If you doubt that this could happen today, look no further than India, where four million people, most of them Muslims, have had their citizenship revoked and are being ethnically cleansed. Look to the Rohingya, a stateless minority, whose lack of citizenship in Myanmar was the excuse for their ethnic cleansing (“And where is that exactly?” President Trump asked a Rohingya man today who was requesting help for his people).

As Arendt put it, the only true human right is the right to have rights, in other words, the right to be a citizen. And to be a citizen is to be guaranteed citizenship, to be guaranteed rights. That is, after all, what a right is: It is a guarantee from the government of equality before the law and due process if the government exercises state power against you.

Trump’s apologists excuse his comments as mere criticism of Omar and the rest of the Squad as they are known. But Trump has allowed his criticism to bleed into calls — both his own and those of his supporters — for the revocation of citizenship. It’s good to see even right wing pundits calling this out.
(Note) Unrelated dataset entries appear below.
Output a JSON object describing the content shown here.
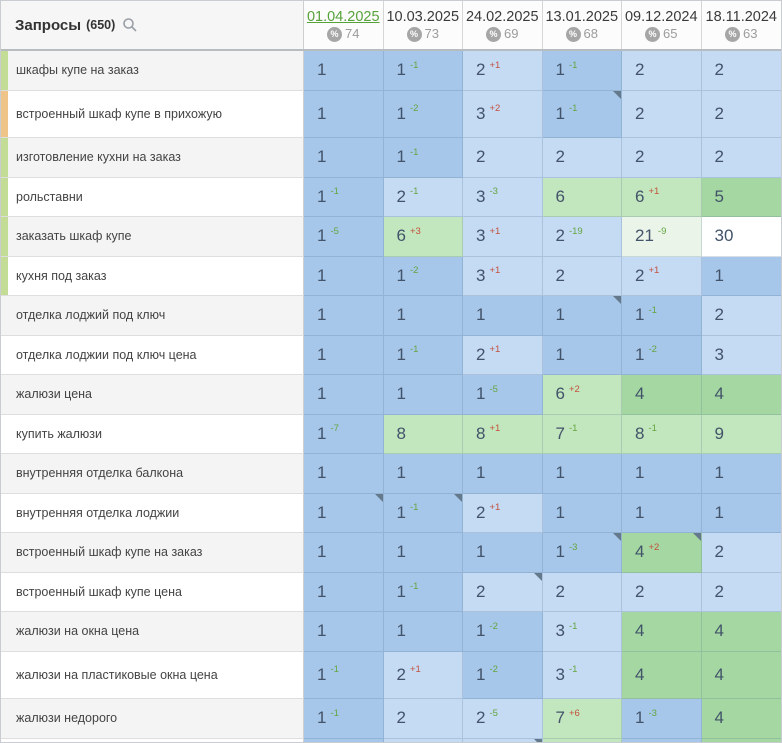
{
  "header": {
    "title": "Запросы",
    "count": "(650)",
    "search_icon": "magnifier",
    "columns": [
      {
        "date": "01.04.2025",
        "visibility": "74",
        "selected": true
      },
      {
        "date": "10.03.2025",
        "visibility": "73",
        "selected": false
      },
      {
        "date": "24.02.2025",
        "visibility": "69",
        "selected": false
      },
      {
        "date": "13.01.2025",
        "visibility": "68",
        "selected": false
      },
      {
        "date": "09.12.2024",
        "visibility": "65",
        "selected": false
      },
      {
        "date": "18.11.2024",
        "visibility": "63",
        "selected": false
      }
    ]
  },
  "colors": {
    "selected_date": "#56a23a",
    "delta_improved": "#63a53f",
    "delta_dropped": "#c4513d",
    "pos_top1": "#a6c7ea",
    "pos_top3": "#c5daf3",
    "pos_top5": "#a4d7a1",
    "pos_top10": "#c2e6bd",
    "pos_top30": "#eaf4e9",
    "group_bar_green": "#c3dc96",
    "group_bar_orange": "#eec488",
    "note_marker": "#64798c"
  },
  "rows": [
    {
      "label": "шкафы купе на заказ",
      "bar": "green",
      "tall": false,
      "cells": [
        {
          "v": 1
        },
        {
          "v": 1,
          "d": "-1"
        },
        {
          "v": 2,
          "d": "+1"
        },
        {
          "v": 1,
          "d": "-1"
        },
        {
          "v": 2
        },
        {
          "v": 2
        }
      ]
    },
    {
      "label": "встроенный шкаф купе в прихожую",
      "bar": "orange",
      "tall": true,
      "cells": [
        {
          "v": 1
        },
        {
          "v": 1,
          "d": "-2"
        },
        {
          "v": 3,
          "d": "+2"
        },
        {
          "v": 1,
          "d": "-1",
          "note": true
        },
        {
          "v": 2
        },
        {
          "v": 2
        }
      ]
    },
    {
      "label": "изготовление кухни на заказ",
      "bar": "green",
      "tall": false,
      "cells": [
        {
          "v": 1
        },
        {
          "v": 1,
          "d": "-1"
        },
        {
          "v": 2
        },
        {
          "v": 2
        },
        {
          "v": 2
        },
        {
          "v": 2
        }
      ]
    },
    {
      "label": "рольставни",
      "bar": "green",
      "tall": false,
      "cells": [
        {
          "v": 1,
          "d": "-1"
        },
        {
          "v": 2,
          "d": "-1"
        },
        {
          "v": 3,
          "d": "-3"
        },
        {
          "v": 6
        },
        {
          "v": 6,
          "d": "+1"
        },
        {
          "v": 5
        }
      ]
    },
    {
      "label": "заказать шкаф купе",
      "bar": "green",
      "tall": false,
      "cells": [
        {
          "v": 1,
          "d": "-5"
        },
        {
          "v": 6,
          "d": "+3"
        },
        {
          "v": 3,
          "d": "+1"
        },
        {
          "v": 2,
          "d": "-19"
        },
        {
          "v": 21,
          "d": "-9"
        },
        {
          "v": 30
        }
      ]
    },
    {
      "label": "кухня под заказ",
      "bar": "green",
      "tall": false,
      "cells": [
        {
          "v": 1
        },
        {
          "v": 1,
          "d": "-2"
        },
        {
          "v": 3,
          "d": "+1"
        },
        {
          "v": 2
        },
        {
          "v": 2,
          "d": "+1"
        },
        {
          "v": 1
        }
      ]
    },
    {
      "label": "отделка лоджий под ключ",
      "bar": null,
      "tall": false,
      "cells": [
        {
          "v": 1
        },
        {
          "v": 1
        },
        {
          "v": 1
        },
        {
          "v": 1,
          "note": true
        },
        {
          "v": 1,
          "d": "-1"
        },
        {
          "v": 2
        }
      ]
    },
    {
      "label": "отделка лоджии под ключ цена",
      "bar": null,
      "tall": false,
      "cells": [
        {
          "v": 1
        },
        {
          "v": 1,
          "d": "-1"
        },
        {
          "v": 2,
          "d": "+1"
        },
        {
          "v": 1
        },
        {
          "v": 1,
          "d": "-2"
        },
        {
          "v": 3
        }
      ]
    },
    {
      "label": "жалюзи цена",
      "bar": null,
      "tall": false,
      "cells": [
        {
          "v": 1
        },
        {
          "v": 1
        },
        {
          "v": 1,
          "d": "-5"
        },
        {
          "v": 6,
          "d": "+2"
        },
        {
          "v": 4
        },
        {
          "v": 4
        }
      ]
    },
    {
      "label": "купить жалюзи",
      "bar": null,
      "tall": false,
      "cells": [
        {
          "v": 1,
          "d": "-7"
        },
        {
          "v": 8
        },
        {
          "v": 8,
          "d": "+1"
        },
        {
          "v": 7,
          "d": "-1"
        },
        {
          "v": 8,
          "d": "-1"
        },
        {
          "v": 9
        }
      ]
    },
    {
      "label": "внутренняя отделка балкона",
      "bar": null,
      "tall": false,
      "cells": [
        {
          "v": 1
        },
        {
          "v": 1
        },
        {
          "v": 1
        },
        {
          "v": 1
        },
        {
          "v": 1
        },
        {
          "v": 1
        }
      ]
    },
    {
      "label": "внутренняя отделка лоджии",
      "bar": null,
      "tall": false,
      "cells": [
        {
          "v": 1,
          "note": true
        },
        {
          "v": 1,
          "d": "-1",
          "note": true
        },
        {
          "v": 2,
          "d": "+1"
        },
        {
          "v": 1
        },
        {
          "v": 1
        },
        {
          "v": 1
        }
      ]
    },
    {
      "label": "встроенный шкаф купе на заказ",
      "bar": null,
      "tall": false,
      "cells": [
        {
          "v": 1
        },
        {
          "v": 1
        },
        {
          "v": 1
        },
        {
          "v": 1,
          "d": "-3",
          "note": true
        },
        {
          "v": 4,
          "d": "+2",
          "note": true
        },
        {
          "v": 2
        }
      ]
    },
    {
      "label": "встроенный шкаф купе цена",
      "bar": null,
      "tall": false,
      "cells": [
        {
          "v": 1
        },
        {
          "v": 1,
          "d": "-1"
        },
        {
          "v": 2,
          "note": true
        },
        {
          "v": 2
        },
        {
          "v": 2
        },
        {
          "v": 2
        }
      ]
    },
    {
      "label": "жалюзи на окна цена",
      "bar": null,
      "tall": false,
      "cells": [
        {
          "v": 1
        },
        {
          "v": 1
        },
        {
          "v": 1,
          "d": "-2"
        },
        {
          "v": 3,
          "d": "-1"
        },
        {
          "v": 4
        },
        {
          "v": 4
        }
      ]
    },
    {
      "label": "жалюзи на пластиковые окна цена",
      "bar": null,
      "tall": true,
      "cells": [
        {
          "v": 1,
          "d": "-1"
        },
        {
          "v": 2,
          "d": "+1"
        },
        {
          "v": 1,
          "d": "-2"
        },
        {
          "v": 3,
          "d": "-1"
        },
        {
          "v": 4
        },
        {
          "v": 4
        }
      ]
    },
    {
      "label": "жалюзи недорого",
      "bar": null,
      "tall": false,
      "cells": [
        {
          "v": 1,
          "d": "-1"
        },
        {
          "v": 2
        },
        {
          "v": 2,
          "d": "-5"
        },
        {
          "v": 7,
          "d": "+6"
        },
        {
          "v": 1,
          "d": "-3"
        },
        {
          "v": 4
        }
      ]
    }
  ],
  "partial_row": {
    "tiers": [
      "t1",
      "t3",
      "t3",
      "t10",
      "t1",
      "t5"
    ],
    "note_col": 2
  }
}
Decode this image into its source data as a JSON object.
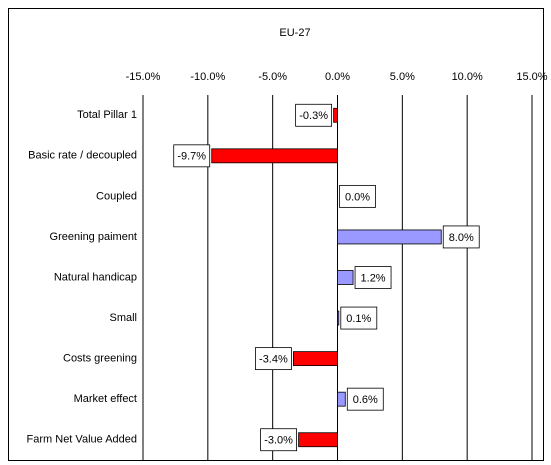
{
  "chart_data": {
    "type": "bar",
    "orientation": "horizontal",
    "title": "EU-27",
    "categories": [
      "Total Pillar 1",
      "Basic rate / decoupled",
      "Coupled",
      "Greening paiment",
      "Natural handicap",
      "Small",
      "Costs greening",
      "Market effect",
      "Farm Net Value Added"
    ],
    "values": [
      -0.3,
      -9.7,
      0.0,
      8.0,
      1.2,
      0.1,
      -3.4,
      0.6,
      -3.0
    ],
    "value_labels": [
      "-0.3%",
      "-9.7%",
      "0.0%",
      "8.0%",
      "1.2%",
      "0.1%",
      "-3.4%",
      "0.6%",
      "-3.0%"
    ],
    "colors": [
      "#ff0000",
      "#ff0000",
      "#9999ff",
      "#9999ff",
      "#9999ff",
      "#9999ff",
      "#ff0000",
      "#9999ff",
      "#ff0000"
    ],
    "xlim": [
      -15,
      15
    ],
    "xticks": [
      {
        "value": -15,
        "label": "-15.0%"
      },
      {
        "value": -10,
        "label": "-10.0%"
      },
      {
        "value": -5,
        "label": "-5.0%"
      },
      {
        "value": 0,
        "label": "0.0%"
      },
      {
        "value": 5,
        "label": "5.0%"
      },
      {
        "value": 10,
        "label": "10.0%"
      },
      {
        "value": 15,
        "label": "15.0%"
      }
    ],
    "grid": true
  }
}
Criticism of Omar and others must remain fair game; she is, after all, an elected official, with a vote on whether the U.S. goes to war. Cries from the left that those of us who have criticized the outspoken Congresswomen have caused Trump’s racist comments are only the inverse of Trump’s belief that there is no difference between criticism and calls for deportation. (The left would also do well to remember the sacredness of citizenship in their comparison of detention centers of non-citizens to concentration camps, which, after all, were used to house denaturalized former citizens prior to their extermination.)

But Trump’s suggestion that critics of America are less American, and even worthy of being denaturalized, is an extremely dangerous one. And it’s un-American, too.

Batya Ungar-Sargon is the opinion editor of the Forward.